Comme autrefois René Char avec Commune présence ou Henri Michaux avec L'espace du dedans, l'auteur nous invite à une promenade au coeur de son oeuvre dont il a lui-même choisit les textes, de 1946 à 2008. En attendant son apparition prochaine dans la prestigieuse Bibibliothèque de la Pléiade, les amoureux des oeuvres de Philippe Jaccottet auront tout le loisir de se persuader qu'il est, aux côtés d'Yves Bonnefoy, l'une des voix les plus importantes de la poésie d'expression française. 

Philippe Jaccottet, en introduction à son anthologie, nous livre un autoportrait très émouvant qui pourrait à lui seul résumer sa démarche d'homme et d'écrivain: Je me redresse avec effort et je regarde: il y a trois lumières, dirait-on. Celle du ciel, celle qui est de là-haut s'écoule en moi, s'efface, et celle dont ma main trace l'ombre sur la page. L'encre serait de l'ombre. Ce ciel qui me traverse me surprend. On voudrait croire que nous sommes tourmentés pour mieux montrer le ciel. Mais le tourment l'emporte sur ces envolées, et la pitié noie tout, brillant d'autant de larmes que la nuit.

07/08/2013

Le poème de la semaine

Philippe Jaccottet

Tournent les martinets dans les hauteurs de l'air:
plus haut encore tournent les astres invisibles.
Que le jour se retire aux extrêmités de la terre,
apparaîtront ces feux sur l'étendue de sombre sable...
 
Ainsi nous habitons un domaine
de mouvements et de distances:
ainsi le coeur va de l'arbre à l'oiseau,
de l'oiseau aux astres lointains,
de l'astre à son amour.
Ainsi l'amour dans la maison fermée s'accroît,
tourne et travaille,
serviteur des soucieux portant une lampe à la main.
 
 
Quelques traces de craie dans le ciel,
Anthologie poétique francophone du XXe siècle
 

20/06/2013

Philippe Jaccottet

9782940055364.gifPhilippe Jaccottet, Une constellation tout près - Poètes d'expression française du XXe siècle (La Dogana, 2002)

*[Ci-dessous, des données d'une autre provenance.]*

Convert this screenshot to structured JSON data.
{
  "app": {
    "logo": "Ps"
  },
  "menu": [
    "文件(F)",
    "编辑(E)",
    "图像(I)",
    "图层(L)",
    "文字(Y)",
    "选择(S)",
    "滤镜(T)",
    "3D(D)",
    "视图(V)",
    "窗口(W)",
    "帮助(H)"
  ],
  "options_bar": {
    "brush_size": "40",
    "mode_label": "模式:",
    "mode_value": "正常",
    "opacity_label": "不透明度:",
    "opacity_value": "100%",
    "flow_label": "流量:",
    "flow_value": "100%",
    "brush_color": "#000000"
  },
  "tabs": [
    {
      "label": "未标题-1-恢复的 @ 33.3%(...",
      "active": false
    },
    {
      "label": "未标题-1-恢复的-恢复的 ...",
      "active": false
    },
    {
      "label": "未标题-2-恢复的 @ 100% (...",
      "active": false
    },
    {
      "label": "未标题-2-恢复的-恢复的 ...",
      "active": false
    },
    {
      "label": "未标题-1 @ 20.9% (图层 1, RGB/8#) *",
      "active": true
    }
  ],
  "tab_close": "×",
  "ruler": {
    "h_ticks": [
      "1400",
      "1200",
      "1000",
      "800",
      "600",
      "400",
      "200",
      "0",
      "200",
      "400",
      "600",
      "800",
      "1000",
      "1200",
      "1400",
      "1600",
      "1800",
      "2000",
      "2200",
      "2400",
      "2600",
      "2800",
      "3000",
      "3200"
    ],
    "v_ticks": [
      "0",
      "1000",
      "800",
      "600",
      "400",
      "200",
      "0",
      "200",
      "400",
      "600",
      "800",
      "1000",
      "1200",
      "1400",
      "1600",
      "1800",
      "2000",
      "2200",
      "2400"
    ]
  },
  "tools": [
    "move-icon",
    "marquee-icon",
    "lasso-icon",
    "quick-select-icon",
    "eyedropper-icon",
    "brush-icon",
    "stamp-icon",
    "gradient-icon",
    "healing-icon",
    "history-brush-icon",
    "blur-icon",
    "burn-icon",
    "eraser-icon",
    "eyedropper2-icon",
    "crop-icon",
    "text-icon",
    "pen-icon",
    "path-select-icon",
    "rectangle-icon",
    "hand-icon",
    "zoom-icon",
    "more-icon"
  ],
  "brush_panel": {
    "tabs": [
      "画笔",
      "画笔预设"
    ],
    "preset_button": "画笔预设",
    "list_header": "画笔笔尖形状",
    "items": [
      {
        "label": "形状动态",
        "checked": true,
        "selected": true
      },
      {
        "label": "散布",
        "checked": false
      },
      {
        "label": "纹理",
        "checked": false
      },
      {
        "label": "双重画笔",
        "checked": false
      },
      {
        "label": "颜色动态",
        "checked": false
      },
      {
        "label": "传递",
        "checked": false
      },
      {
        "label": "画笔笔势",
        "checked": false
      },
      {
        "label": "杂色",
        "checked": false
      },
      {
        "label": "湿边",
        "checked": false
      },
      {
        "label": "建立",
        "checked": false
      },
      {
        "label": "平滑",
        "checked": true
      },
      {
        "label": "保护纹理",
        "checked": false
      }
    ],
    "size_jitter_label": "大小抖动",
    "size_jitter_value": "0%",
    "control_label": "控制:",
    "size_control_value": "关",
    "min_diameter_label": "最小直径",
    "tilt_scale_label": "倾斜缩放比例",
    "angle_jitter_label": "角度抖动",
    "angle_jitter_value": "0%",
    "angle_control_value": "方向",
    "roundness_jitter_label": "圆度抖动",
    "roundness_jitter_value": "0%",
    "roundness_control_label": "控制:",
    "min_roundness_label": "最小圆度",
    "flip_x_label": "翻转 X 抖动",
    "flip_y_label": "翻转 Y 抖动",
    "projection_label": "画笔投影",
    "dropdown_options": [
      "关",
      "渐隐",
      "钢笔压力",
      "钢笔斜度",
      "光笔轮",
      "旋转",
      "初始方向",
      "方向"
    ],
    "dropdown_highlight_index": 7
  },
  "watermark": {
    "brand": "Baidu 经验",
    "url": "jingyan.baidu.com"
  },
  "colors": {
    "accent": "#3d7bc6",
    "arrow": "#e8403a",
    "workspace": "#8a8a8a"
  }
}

Si vous n’ouvrez qu’une seule anthologie poétique de toute votre vie, alors choisissez celle-ci, subjective, longuement mûrie comme les fruits de la vigne. Aux côtés des incontournables dont l'auteur a souvent choisi des textes méconnus – Guillaume Apollinaire, René Char, Henri Michaux, Paul Valéry  – vous en découvrirez d’autres, injustement oubliés – Charles Péguy, Paul-Jean Toulet, Edmond-Henri Crisinel – ou modernes – Pierre-Albert Jourdan, André Du Bouchet – dans cet ouvrage magnifiquement mis en pages. Un bel objet à la hauteur des émotions qu’il suscite.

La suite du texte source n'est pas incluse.